Dilansir Gridhot.ID dari artikel terbitan KompasTV, 27 Agustus 2022, serangan dan gerak maju pasukan Rusia sebagian besar mandek karena pasukan Ukraina makin menargetkan fasilitas Rusia yang berada jauh di belakang garis depan, termasuk menyerang Krimea yang hampir 9 tahun dikuasai Rusia.
Berikut catatan Associated Press, Kamis (25/8/2022), tentang 6 bulan perjalanan perang di Ukraina
Serangan Kilat yang Gagal
Ketika Putin mendeklarasikan dimulainya "operasi militer khusus", dia mendesak militer Ukraina untuk berbalik melawan pemerintah di Kiev, yang mencerminkan keyakinan Kremlin bahwa penduduk akan menyambut pasukan Rusia secara luas.

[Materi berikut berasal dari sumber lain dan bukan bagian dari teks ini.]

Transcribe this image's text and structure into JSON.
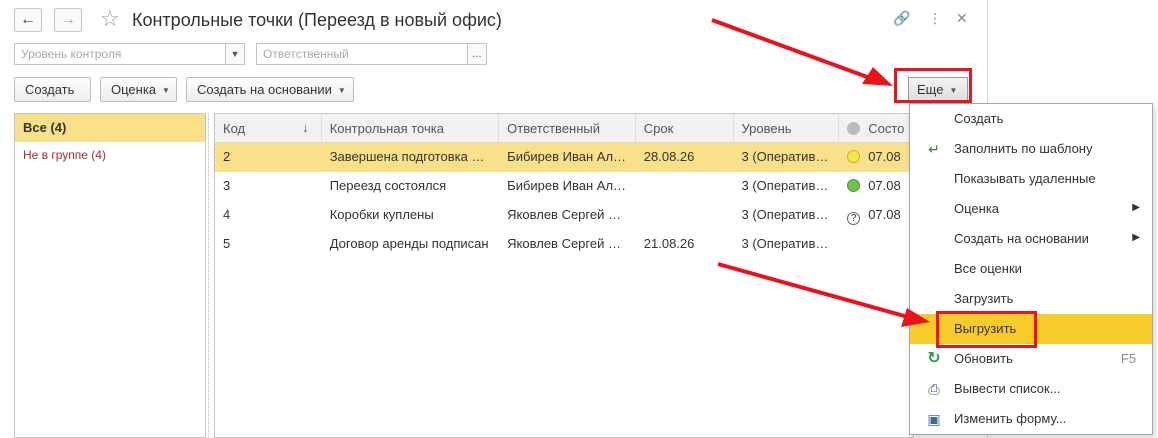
{
  "window": {
    "title": "Контрольные точки (Переезд в новый офис)"
  },
  "filters": {
    "level_placeholder": "Уровень контроля",
    "responsible_placeholder": "Ответственный",
    "dots": "..."
  },
  "toolbar": {
    "create": "Создать",
    "rating": "Оценка",
    "create_based_on": "Создать на основании",
    "more": "Еще"
  },
  "groups": [
    {
      "label": "Все (4)"
    },
    {
      "label": "Не в группе (4)"
    }
  ],
  "table": {
    "columns": [
      "Код",
      "Контрольная точка",
      "Ответственный",
      "Срок",
      "Уровень",
      "Состо"
    ],
    "rows": [
      {
        "code": "2",
        "point": "Завершена подготовка …",
        "responsible": "Бибирев Иван Ал…",
        "deadline": "28.08.26",
        "level": "3 (Оператив…",
        "state_date": "07.08",
        "state": "yellow"
      },
      {
        "code": "3",
        "point": "Переезд состоялся",
        "responsible": "Бибирев Иван Ал…",
        "deadline": "",
        "level": "3 (Оператив…",
        "state_date": "07.08",
        "state": "green"
      },
      {
        "code": "4",
        "point": "Коробки куплены",
        "responsible": "Яковлев Сергей …",
        "deadline": "",
        "level": "3 (Оператив…",
        "state_date": "07.08",
        "state": "question"
      },
      {
        "code": "5",
        "point": "Договор аренды подписан",
        "responsible": "Яковлев Сергей …",
        "deadline": "21.08.26",
        "level": "3 (Оператив…",
        "state_date": "",
        "state": "none"
      }
    ]
  },
  "menu": {
    "items": [
      {
        "label": "Создать"
      },
      {
        "label": "Заполнить по шаблону"
      },
      {
        "label": "Показывать удаленные"
      },
      {
        "label": "Оценка"
      },
      {
        "label": "Создать на основании"
      },
      {
        "label": "Все оценки"
      },
      {
        "label": "Загрузить"
      },
      {
        "label": "Выгрузить"
      },
      {
        "label": "Обновить",
        "shortcut": "F5"
      },
      {
        "label": "Вывести список..."
      },
      {
        "label": "Изменить форму..."
      }
    ]
  },
  "colors": {
    "selection": "#fbe08a",
    "menu_highlight": "#f8cb2a",
    "annotation": "#e8141b"
  }
}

Sebagian pasukan Rusia yang merangsek dari arah Belarusia, hanya 200 kilometer dari Kiev, ibu kota Ukraina, dilaporkan membawa seragam parade untuk persiapan pawai kemenangan.
Harapan itu dengan cepat dihancurkan oleh perlawanan sengit Ukraina, yang didukung sistem senjata yang dipasok Barat kepada pemerintah Presiden Volodymyr Zelenskyy.

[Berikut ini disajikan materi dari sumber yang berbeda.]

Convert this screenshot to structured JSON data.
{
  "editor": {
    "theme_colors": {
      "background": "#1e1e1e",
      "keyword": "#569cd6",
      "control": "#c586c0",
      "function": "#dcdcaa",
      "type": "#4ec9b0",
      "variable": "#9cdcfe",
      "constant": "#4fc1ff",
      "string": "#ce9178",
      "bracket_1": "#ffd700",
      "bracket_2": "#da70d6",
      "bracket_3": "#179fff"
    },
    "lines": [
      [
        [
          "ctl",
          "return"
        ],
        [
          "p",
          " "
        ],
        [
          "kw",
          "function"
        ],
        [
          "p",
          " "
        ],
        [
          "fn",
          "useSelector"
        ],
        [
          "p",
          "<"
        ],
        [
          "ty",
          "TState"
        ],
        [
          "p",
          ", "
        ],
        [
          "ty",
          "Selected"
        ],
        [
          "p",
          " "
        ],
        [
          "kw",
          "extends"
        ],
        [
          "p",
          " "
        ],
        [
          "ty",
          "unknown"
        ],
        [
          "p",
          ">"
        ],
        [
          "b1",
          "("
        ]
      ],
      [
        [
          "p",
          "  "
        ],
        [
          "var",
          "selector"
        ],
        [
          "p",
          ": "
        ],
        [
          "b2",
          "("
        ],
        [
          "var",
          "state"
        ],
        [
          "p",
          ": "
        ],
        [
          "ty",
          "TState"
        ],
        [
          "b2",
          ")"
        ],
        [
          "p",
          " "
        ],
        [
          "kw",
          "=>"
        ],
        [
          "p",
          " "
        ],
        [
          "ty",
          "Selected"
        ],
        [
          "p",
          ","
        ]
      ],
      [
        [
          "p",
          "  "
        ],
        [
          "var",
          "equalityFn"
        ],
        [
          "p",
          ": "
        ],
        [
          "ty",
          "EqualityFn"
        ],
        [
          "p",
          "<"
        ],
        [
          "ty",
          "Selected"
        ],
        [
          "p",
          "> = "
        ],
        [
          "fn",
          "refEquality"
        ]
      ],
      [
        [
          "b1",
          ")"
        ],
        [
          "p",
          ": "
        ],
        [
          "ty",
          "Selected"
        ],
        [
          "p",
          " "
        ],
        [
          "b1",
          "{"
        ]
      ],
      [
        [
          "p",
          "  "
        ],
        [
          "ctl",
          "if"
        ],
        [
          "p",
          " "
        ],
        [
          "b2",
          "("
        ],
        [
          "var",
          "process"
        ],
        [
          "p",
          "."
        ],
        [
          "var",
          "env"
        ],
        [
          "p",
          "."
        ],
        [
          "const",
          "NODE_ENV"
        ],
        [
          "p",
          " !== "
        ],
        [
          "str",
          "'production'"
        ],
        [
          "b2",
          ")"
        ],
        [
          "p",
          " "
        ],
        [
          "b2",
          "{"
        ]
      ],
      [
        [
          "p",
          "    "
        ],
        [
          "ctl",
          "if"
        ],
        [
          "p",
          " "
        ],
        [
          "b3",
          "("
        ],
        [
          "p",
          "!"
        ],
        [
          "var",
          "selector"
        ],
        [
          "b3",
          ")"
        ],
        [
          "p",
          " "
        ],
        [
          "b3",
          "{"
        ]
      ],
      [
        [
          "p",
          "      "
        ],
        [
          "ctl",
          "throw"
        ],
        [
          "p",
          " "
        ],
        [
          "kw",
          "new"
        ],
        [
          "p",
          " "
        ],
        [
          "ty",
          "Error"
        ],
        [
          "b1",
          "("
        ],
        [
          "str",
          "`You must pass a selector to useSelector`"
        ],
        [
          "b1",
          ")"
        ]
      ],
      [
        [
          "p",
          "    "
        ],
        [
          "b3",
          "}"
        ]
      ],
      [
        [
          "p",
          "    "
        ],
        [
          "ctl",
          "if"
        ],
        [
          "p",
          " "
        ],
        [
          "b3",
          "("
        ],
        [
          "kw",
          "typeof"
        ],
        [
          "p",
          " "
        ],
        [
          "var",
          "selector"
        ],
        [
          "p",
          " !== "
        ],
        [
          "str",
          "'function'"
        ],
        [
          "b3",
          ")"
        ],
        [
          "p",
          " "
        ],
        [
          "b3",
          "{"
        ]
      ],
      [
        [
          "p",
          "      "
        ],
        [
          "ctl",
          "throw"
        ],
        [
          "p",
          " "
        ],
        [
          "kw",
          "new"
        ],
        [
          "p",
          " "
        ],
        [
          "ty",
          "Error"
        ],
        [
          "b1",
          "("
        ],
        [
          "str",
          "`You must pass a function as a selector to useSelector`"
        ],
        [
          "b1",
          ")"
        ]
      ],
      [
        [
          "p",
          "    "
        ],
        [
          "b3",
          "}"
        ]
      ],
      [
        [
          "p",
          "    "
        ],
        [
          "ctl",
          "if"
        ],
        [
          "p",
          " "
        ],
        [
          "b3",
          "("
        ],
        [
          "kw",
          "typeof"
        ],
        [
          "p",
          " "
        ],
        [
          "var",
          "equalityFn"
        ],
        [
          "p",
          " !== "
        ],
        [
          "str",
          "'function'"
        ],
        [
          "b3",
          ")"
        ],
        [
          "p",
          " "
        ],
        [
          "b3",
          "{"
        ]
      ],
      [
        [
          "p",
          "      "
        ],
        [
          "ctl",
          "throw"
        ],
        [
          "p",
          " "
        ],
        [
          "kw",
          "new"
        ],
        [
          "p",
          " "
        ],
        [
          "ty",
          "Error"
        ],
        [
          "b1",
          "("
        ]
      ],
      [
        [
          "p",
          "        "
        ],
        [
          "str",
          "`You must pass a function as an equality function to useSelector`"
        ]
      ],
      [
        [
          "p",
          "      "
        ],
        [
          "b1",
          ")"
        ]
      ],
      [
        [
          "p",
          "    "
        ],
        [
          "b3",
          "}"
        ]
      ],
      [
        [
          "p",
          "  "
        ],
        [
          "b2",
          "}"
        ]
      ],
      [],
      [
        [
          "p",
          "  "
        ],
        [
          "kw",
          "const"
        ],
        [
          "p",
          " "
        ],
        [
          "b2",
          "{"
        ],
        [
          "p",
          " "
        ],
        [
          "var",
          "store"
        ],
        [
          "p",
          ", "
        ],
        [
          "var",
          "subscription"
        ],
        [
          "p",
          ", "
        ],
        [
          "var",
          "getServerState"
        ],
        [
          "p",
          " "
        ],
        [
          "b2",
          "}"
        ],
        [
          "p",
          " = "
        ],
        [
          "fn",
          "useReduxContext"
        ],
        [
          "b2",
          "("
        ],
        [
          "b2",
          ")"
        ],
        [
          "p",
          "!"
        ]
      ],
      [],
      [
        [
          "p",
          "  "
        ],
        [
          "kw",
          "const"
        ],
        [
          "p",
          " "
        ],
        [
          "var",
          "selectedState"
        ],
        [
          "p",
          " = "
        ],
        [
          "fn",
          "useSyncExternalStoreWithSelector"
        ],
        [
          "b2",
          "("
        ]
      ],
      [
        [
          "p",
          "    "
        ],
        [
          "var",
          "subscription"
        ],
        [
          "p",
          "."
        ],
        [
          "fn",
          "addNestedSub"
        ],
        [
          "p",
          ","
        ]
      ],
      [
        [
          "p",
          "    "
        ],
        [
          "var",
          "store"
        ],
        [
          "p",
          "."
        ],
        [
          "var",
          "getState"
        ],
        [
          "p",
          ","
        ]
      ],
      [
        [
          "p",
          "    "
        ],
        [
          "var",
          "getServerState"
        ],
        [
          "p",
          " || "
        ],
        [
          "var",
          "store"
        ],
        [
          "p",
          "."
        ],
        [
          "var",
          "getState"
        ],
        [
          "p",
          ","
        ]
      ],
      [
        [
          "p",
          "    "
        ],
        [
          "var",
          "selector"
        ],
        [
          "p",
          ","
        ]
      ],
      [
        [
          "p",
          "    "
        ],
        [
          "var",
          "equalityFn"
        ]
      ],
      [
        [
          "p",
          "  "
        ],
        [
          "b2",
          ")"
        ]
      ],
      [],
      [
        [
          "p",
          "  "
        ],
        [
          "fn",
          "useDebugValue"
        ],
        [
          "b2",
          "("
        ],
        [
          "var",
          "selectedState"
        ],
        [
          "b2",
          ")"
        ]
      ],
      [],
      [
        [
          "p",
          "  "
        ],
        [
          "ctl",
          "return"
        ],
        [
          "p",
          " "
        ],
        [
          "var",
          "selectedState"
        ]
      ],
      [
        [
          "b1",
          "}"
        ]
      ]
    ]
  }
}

Pasukan lintas udara yang dikirim untuk merebut lapangan udara di sekitar Kiev menderita kerugian besar dan konvoi lapis baja yang membentang di sepanjang jalan raya utama menuju ibu kota dihantam oleh artileri dan pengintai Ukraina.
Baca Juga: Tidak Ada Salahnya Hati-hati, Inilah Arti Kedutan di Area Telapak Kaki Menurut Primbon Jawa
Meskipun banyak serangan terhadap pangkalan udara dan aset pertahanan udara Ukraina, angkatan udara Rusia gagal menguasai langit Ukraina secara penuh dan menderita kerugian besar, membatasi kemampuannya untuk mendukung pasukan darat.
Satu bulan memasuki perang, Moskow menarik pasukannya dari daerah dekat Kiev, Kharkiv, Chernihiv dan kota-kota besar lainnya dalam pengakuan diam-diam atas kegagalan serangan itu.
Pergeseran Medan Pertempuran
Kremlin kemudian mengalihkan fokusnya ke wilayah Donbas, jantung industri timur Ukraina, di mana separatis yang didukung Moskow memerangi pasukan Ukraina sejak 2014 setelah aneksasi Rusia atas Semenanjung Krimea.
Mengandalkan keunggulan besar mereka di sektor artileri, pasukan Rusia beringsut maju dalam pertempuran ganas yang menghancurkan wilayah tersebut.
Pelabuhan strategis Mariupol di Laut Azov yang menjadi simbol perlawanan Ukraina jatuh pada bulan Mei setelah pengepungan selama hampir tiga bulan yang membuat kota itu hancur menjadi reruntuhan.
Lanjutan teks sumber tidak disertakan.